Sprachregister und Verständlichkeit
Die Sprache des Gedichts ist durchweg in einem klaren, modernen und zugänglichen Deutsch gehalten. Es gibt keine Archaismen oder komplexen Fremdwörter. Die Syntax ist einfach und folgt einem natürlichen Erzählfluss, der dem Leser das Verstehen leicht macht. Einzig das Wort "locht" könnte jüngere Leser kurz stutzen lassen, erschließt sich aber aus dem Kontext des Archivierens. Der Reim ist regelmäßig (Paarreim) und der Rhythmus eingängig, was zum Vorlesen einlädt. Aufgrund dieser Klarheit erschließt sich der Inhalt bereits Kindern im Grundschulalter, die die Geschichte vom Igel und dem fleißigen Nachbarn leicht nachvollziehen können. Für Erwachsene bietet die zweite Ebene der Interpretation, die feine Ironie und die gesellschaftliche Anspielung, zusätzlichen geistigen Gewinn. Das Gedicht ist damit ein hervorragendes Beispiel für literarische Qualität, die nicht auf sprachliche Komplexität, sondern auf treffende Beobachtung und humorvollen Kontrast setzt.

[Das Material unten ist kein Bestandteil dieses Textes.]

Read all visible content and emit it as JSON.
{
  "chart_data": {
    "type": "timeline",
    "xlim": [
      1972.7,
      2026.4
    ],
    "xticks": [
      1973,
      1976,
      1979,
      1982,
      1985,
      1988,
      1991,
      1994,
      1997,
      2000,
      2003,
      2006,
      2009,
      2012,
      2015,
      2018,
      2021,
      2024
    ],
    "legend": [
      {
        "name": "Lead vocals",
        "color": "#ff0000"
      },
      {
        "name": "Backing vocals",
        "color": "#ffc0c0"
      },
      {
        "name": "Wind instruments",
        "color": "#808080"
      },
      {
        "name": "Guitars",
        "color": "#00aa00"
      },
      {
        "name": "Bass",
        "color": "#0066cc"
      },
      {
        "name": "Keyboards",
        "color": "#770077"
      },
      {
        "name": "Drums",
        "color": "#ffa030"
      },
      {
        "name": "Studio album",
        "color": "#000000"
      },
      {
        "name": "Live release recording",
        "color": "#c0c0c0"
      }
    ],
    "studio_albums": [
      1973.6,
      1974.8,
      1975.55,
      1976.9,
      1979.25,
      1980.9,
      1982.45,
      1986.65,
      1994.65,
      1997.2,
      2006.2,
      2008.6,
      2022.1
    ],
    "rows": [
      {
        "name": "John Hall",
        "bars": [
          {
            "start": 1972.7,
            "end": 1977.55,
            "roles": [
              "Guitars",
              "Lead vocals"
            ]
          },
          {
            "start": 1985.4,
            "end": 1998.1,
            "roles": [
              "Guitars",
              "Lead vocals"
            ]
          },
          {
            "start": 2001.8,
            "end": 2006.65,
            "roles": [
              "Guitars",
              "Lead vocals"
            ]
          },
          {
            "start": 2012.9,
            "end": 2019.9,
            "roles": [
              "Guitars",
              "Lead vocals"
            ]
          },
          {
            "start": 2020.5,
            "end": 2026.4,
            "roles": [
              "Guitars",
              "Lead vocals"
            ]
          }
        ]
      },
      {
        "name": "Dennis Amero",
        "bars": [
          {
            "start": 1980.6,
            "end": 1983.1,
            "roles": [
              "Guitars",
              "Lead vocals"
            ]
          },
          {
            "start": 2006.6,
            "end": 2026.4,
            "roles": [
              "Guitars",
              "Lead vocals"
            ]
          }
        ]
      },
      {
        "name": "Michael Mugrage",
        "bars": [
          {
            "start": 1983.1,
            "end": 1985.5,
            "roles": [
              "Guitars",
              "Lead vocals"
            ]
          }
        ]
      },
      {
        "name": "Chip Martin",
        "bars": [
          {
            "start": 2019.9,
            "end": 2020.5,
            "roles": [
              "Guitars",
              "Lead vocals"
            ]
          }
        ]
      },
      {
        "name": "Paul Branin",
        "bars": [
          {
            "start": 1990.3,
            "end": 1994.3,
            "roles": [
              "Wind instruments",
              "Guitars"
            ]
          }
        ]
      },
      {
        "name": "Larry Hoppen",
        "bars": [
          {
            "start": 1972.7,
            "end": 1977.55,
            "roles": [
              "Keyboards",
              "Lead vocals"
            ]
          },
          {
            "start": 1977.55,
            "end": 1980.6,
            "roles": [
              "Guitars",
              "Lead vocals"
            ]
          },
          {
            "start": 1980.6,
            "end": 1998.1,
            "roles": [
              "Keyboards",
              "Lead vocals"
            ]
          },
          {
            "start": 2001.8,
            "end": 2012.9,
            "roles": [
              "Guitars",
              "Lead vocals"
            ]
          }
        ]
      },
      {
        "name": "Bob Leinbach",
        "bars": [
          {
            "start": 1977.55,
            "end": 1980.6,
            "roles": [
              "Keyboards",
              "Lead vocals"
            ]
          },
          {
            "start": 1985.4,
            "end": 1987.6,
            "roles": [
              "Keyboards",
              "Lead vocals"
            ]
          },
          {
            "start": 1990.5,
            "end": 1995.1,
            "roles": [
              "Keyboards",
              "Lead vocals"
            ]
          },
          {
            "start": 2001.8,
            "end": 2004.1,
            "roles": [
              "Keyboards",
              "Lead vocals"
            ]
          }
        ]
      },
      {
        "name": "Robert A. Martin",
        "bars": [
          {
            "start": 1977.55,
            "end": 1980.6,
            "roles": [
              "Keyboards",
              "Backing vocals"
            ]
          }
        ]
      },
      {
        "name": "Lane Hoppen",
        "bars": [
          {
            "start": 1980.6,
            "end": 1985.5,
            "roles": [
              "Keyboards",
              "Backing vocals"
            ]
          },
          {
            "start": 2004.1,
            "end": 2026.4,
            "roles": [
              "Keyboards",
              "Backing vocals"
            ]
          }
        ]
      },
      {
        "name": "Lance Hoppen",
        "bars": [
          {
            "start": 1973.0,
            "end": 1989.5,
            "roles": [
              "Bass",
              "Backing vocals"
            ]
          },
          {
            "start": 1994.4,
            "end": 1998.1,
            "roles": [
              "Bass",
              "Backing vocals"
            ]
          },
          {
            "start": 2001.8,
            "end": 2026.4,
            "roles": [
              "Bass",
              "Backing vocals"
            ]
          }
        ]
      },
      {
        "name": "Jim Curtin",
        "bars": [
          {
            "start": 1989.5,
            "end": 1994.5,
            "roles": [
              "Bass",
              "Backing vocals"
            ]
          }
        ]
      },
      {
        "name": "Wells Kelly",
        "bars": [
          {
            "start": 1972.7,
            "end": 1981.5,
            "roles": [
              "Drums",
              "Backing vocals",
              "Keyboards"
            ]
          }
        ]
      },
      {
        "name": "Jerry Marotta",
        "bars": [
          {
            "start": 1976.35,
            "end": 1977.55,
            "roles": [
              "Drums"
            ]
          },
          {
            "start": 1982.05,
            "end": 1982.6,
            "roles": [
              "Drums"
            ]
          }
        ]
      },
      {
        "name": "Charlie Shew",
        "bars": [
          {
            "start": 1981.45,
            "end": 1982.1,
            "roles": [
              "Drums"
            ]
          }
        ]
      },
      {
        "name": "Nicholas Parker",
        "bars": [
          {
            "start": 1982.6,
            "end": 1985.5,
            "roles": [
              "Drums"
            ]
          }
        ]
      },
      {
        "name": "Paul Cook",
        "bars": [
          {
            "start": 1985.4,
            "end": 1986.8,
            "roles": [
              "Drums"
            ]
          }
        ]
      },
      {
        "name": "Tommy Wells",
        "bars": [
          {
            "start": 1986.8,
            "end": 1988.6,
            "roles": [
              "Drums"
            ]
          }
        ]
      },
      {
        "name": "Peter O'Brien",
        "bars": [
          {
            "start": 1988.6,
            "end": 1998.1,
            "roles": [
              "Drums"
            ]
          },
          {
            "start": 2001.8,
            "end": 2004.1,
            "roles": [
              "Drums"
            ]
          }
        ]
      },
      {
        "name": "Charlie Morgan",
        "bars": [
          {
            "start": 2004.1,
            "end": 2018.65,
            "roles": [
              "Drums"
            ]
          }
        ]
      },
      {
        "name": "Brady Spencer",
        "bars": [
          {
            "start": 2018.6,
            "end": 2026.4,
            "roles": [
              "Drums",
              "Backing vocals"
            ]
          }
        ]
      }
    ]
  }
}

Für wen eignet sich das Gedicht weniger?
Weniger geeignet ist das Gedicht für Leser, die eine tiefgründige, düstere oder hochphilosophische Auseinandersetzung mit dem Herbst suchen. Wer die Melancholie eines Rilke oder die existenzielle Wucht expressionistischer Naturgedichte erwartet, wird hier nicht fündig. Es ist kein Gedicht der großen Gefühle oder der abstrakten Reflexion, sondern der konkreten, alltäglichen Beobachtung mit einem Schuss Humor. Auch für formale Experimentierfreudige bietet es wenig Überraschungen, da es in einem traditionellen, einfachen Reim-Schema bleibt. Menschen, die keinen Bezug zu Gärten, Natur oder Nachbarschaftsbeobachtungen haben, könnten den spezifischen Charme vielleicht nicht vollständig erfassen. Der lehrhafte Unterton, der sich aus der Igelszene ergibt, könnte für einen rein unterhaltungssuchenden Leser möglicherweise etwas zu deutlich sein.
Abschließende Empfehlung
Du solltest dieses Gedicht wählen, wenn du nach einem literarischen Beitrag suchst, der den Herbst nicht pathetisch, sondern lebensnah und mit einem warmherzigen Lächeln porträtiert. Es ist die ideale Wahl, um bei einer herbstlichen Feier eine heitere, gemeinsame Stimmung zu schaffen, ohne banal zu wirken. Nutze es, wenn du ein Gespräch über unseren Umgang mit Natur im eigenen Umfeld anregen möchtest – es bietet einen perfekten, unverkrampften Einstieg. Vor allem aber ist es das Gedicht für alle, die sich über den pedantischen Nachbarn oder die eigene Ungeduld mit dem Laub amüsieren können und die sich daran erinnern lassen wollen, dass ein wenig Unordnung oft das Leben ist. Wähle es für Momente, in denen du Klarheit, Charme und eine Prise weiser Gelassenheit vermitteln willst.